Thursday, August 25, 2022

Last experiments with prototype #4

For a last round of experiments on prototype 4, I looked at the effect of the weight and drum size. I had been fixing the seconds wheel to its arbor with a set screw. I think this still resulted in extra friction, either from constraining the meshing with the other gears, or (more likely) because of friction between the seconds arbor and the minute tube. For the next experiments, I removed the set screw. The second arbor (and hand) no longer turn, of course, but the friction is significantly less.

How does the weight affect the running of the clock? I tried different weights, and in each case measured the swing of the pendulum against a ruler. Some minor trigonometry turns this into the swing in degrees, each side of the center. Here's a graph of how things change, showing the angle against the weight in grammes. The values are approximate:

Two things are noticeable here. First, in this low friction configuration, you can reduce the weight to a really low value. It would still just about run with only 160g, though at this level any slight upset (such as a strong draft of air) could stop it. Second, it's really apparent that a small relative increase in the weight matters a lot more for small weights than for larger ones: the relationship is not linear.

I measured the the weight to drop at about 17.6 cm/hour. The drum is 50mm in diameter, so you expect this to be more like 15.7 cm/hour. I haven't adjust the pendulum length, and I estimate the clock is running about 10% fast, so from it's point of view, it is 17.6cm per 66 minutes, which is 16.0 cm/hr, closer to what it should be.

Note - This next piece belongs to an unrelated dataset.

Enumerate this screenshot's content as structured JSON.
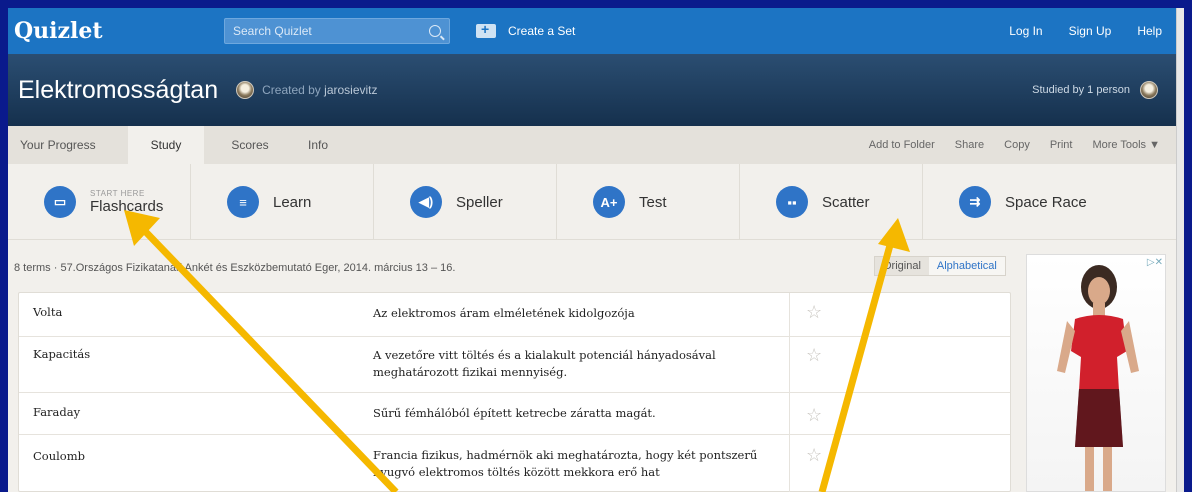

At this rate, the clock would run for 10 hours on a 1.6m (5 foot) drop.

Next, I swapped out the weight drum for one with half the diameter. Now we would expect 7.85 cm/hr. The measured value was 9.4 cm/hr, or after correcting for the clock running fast 8.5 cm/hr. It's a bigger discrepancy than before; I'm not sure why. This would give a run time of a little under 19 hours. The minimum weight in this case was around 400g. Even with my larger 1100g weight, the running was a little flaky, and this proved to be that minute wheel was sliding backwards on it arbor and sometimes interfering with the escape wheel. As I've iterated on the design, I've been using slacker tolerances on the spacers, and I think I've taken it too far.

Finally I did a crude version of doubling by looping the weight cord through the top of the weight and clipping the end of it to the frame. It runs, though a little weakly at 1100g, giving 4.8 cm/hr. After the 10% correction, this would run for 37 hours on a 1.6m drop, which is starting to look good.

The smallest weight I tried was around 700g, and it ran better with this than I expected.

I wanted to try using a reduction gear from the weight to the minute wheel, but the frame design doesn't allow enough space for anything other than 1:1.

What next?

This is as far as I intend to take prototype 4. I have a number of ideas for the next version:

  1. Change to cycloidal gears. There is some argument that they have lower friction (ref 1, ref 2), though I think I have seen this disputed. In any case, redesign the gears so that there is more clearance.
  2. Change the geometry by flipping G1 to put the escape part at the front and the pinion (gear) at the back. Then G2 can be flipped as well. This may help reduce the change of G3 running into the G2 hub.
  3. Make a fixed position for the pendulum. It still needs to be movable, to set the beat, but the experiments I did on its horizontal position show that it doesn't matter.
  4. Stronger clicks in the ratchet. One broke off.
  5. Redesign the escape wheel teeth. This goes with the previous one. They need to be designed to that the slice better. Currently both of them have odd profiles due to the slicer switching the number of perimeters at the narrow points.
  6. Make the two intermediate wheels, G3 and G5, smaller, by changing the gear ratios around. The point of this is so that the pillars between the front and back of the clock can be moved to make more space for different ratios in the winding gear. Alternatively make pillars which are curved to allow extra space.
  7. Consider changing the period of the pendulum, and the number of teeth on the escapement gear and the seconds wheel so that they are not commensurate (i.e. don't have prime factors in common). This reduces the risk of a specific pair of gear teeth being a problem.
  8. Change the seconds, minutes and hours arrangement that end up at the hands. In prototype 4, the seconds arbor is a 3mm rod, the minutes uses a brass 4mm tube, and the hours uses a printed tube as part of the gear. I'm considering an arrangement where there is a 3mm arbor (or smaller) rigidly fixed into the frame, and each of the seconds, minutes and hours gears has a printed tube, nested on the arbor. It will take more space but might overcome the extra friction I think I saw when the seconds wheel was rigidly fixed to the arbor. Other options might work here.
  9. Make the spacers have stricter tolerances. You want some endshake on each gear, but they have become too slack as I've made the tolerances gradually looser.